If you intend to apply for a TRV outside of Canada, you should check the processing times for a TRV at the Canadian Consulate in your home country or country where you will be applying for the TRV to ensure you will have enough time to renew your TRV before your planned return to Canada.  We do not recommend this option.

McMaster University faculties are not responsible for late arrivals.  You may not be allowed to continue in your program for that term if you are late.  Consult the web page of the appropriate Canadian immigration office to be sure your TRV application can be processed during the time period that you will be in your home country.  If not, you will have to wait in your country until the visa is issued.


If you are from a visa-exempt country (not including American citizens) you must have a valid eTA to enter Canada if travelling by air. IRCC recently announced that from March 15, 2016 until September 29, 2016, travellers who do not have an eTA can board their flight, as long as they have appropriate travel documents, such as a valid passport. However, we strongly encourage you to obtain an eTA before travelling, as the September 29, 2016 is fast approaching and you will be unable to enter Canada without an eTA after this time. If you are travelling by land, sea and rail modes, an eTA is not required for entry. These measures have been designed as a key component of the Perimeter Security and Economic Competitiveness Action Plan and will mirror the United States' Electronic System for Travel Authorization (ESTA).

Before travelling to Canada (ideally before purchasing an airfare ticket to Canada), you must apply for an eTA through an online application process on the IRCC website. There is a processing fee of CDN$7.00 for the submission of an eTA request. Upon submission and payment, you will receive an automated confirmation email confirming submission.

Unlike a TRV, no counterfoil will be provided for your passport. Instead, air carriers will use the CBSA’s IAPI system to confirm that a IRCC authorization to travel (visa or eTA) is linked to the your passport.

eTAs will be processed and automatically approved in a matter of minutes.

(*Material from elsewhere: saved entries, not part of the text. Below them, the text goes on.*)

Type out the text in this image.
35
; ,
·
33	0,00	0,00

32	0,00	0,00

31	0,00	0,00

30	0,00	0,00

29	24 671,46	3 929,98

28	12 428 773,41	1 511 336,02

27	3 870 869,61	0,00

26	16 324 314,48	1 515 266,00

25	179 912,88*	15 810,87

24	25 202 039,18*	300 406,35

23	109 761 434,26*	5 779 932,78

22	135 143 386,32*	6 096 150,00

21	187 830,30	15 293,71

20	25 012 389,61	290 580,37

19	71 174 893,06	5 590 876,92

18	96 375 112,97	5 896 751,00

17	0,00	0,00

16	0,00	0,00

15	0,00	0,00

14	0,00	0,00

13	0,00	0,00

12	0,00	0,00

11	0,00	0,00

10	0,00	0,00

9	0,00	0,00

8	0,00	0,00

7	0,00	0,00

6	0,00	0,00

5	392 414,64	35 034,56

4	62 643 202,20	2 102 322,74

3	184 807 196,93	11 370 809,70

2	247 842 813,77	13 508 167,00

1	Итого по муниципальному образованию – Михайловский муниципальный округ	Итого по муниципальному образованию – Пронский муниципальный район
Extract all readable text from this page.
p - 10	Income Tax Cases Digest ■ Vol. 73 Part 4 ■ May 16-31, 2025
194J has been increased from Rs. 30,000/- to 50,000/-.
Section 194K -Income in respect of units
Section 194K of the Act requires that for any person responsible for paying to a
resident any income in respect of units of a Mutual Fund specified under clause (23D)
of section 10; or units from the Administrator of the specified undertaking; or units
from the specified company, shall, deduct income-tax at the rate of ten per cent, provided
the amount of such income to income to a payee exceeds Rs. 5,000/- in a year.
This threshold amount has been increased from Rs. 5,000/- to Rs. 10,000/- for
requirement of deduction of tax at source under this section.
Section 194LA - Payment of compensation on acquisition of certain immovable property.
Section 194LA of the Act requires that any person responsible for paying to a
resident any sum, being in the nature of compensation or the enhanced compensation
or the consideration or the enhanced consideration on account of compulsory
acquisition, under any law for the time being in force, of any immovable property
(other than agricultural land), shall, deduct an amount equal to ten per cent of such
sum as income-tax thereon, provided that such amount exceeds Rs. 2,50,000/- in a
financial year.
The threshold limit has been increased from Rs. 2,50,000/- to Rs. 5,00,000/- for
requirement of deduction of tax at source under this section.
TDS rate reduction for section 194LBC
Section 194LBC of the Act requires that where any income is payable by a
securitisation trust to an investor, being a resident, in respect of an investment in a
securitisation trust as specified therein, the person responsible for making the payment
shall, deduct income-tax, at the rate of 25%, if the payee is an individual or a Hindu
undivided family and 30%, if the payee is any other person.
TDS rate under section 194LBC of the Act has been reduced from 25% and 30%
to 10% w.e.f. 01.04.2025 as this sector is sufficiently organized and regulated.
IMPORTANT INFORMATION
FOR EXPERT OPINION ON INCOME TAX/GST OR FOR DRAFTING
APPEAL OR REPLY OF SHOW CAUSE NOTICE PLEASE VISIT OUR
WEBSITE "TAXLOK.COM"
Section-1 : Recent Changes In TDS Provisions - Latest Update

That being said:

  • there is an in-Canada processing centre which will resolve any straightforward issues (ie. name mismatch between passport and eTA application); and
  • eTA applications where more in-depth examinations are required will be referred to overseas immigration offices (i.e. high-risk cases for medical or other admissibility issues).

Once approved, the eTA will be electronically linked to the passport your provided in your online application.

Approved eTAs will be valid for 5 years from the date of issuance, or:

  • the expiry date of an applicant's passport if sooner than 5 years;
  • the eTA is cancelled by an Immigration Officer; or
  • a new eTA is issued


Laws in Canada, including immigration regulations, as in most countries of the world, are enforced, regardless of whether the individual knows about them or not. It is your responsibility, not that of McMaster University, to maintain your immigration status and to obey immigration regulations while studying in Canada. Check your immigration documents (Study Permit, Work Permit and/or Temporary Resident Visa) to ensure that they are accurate and that they have not expired. It is your responsibility to take action to renew your documents before they expire. If you have questions about any of your immigration documents, if you need help understanding them or if you have questions about any other immigration issues, please visit the Immigration, Refugees and Citizenship Canada (IRCC).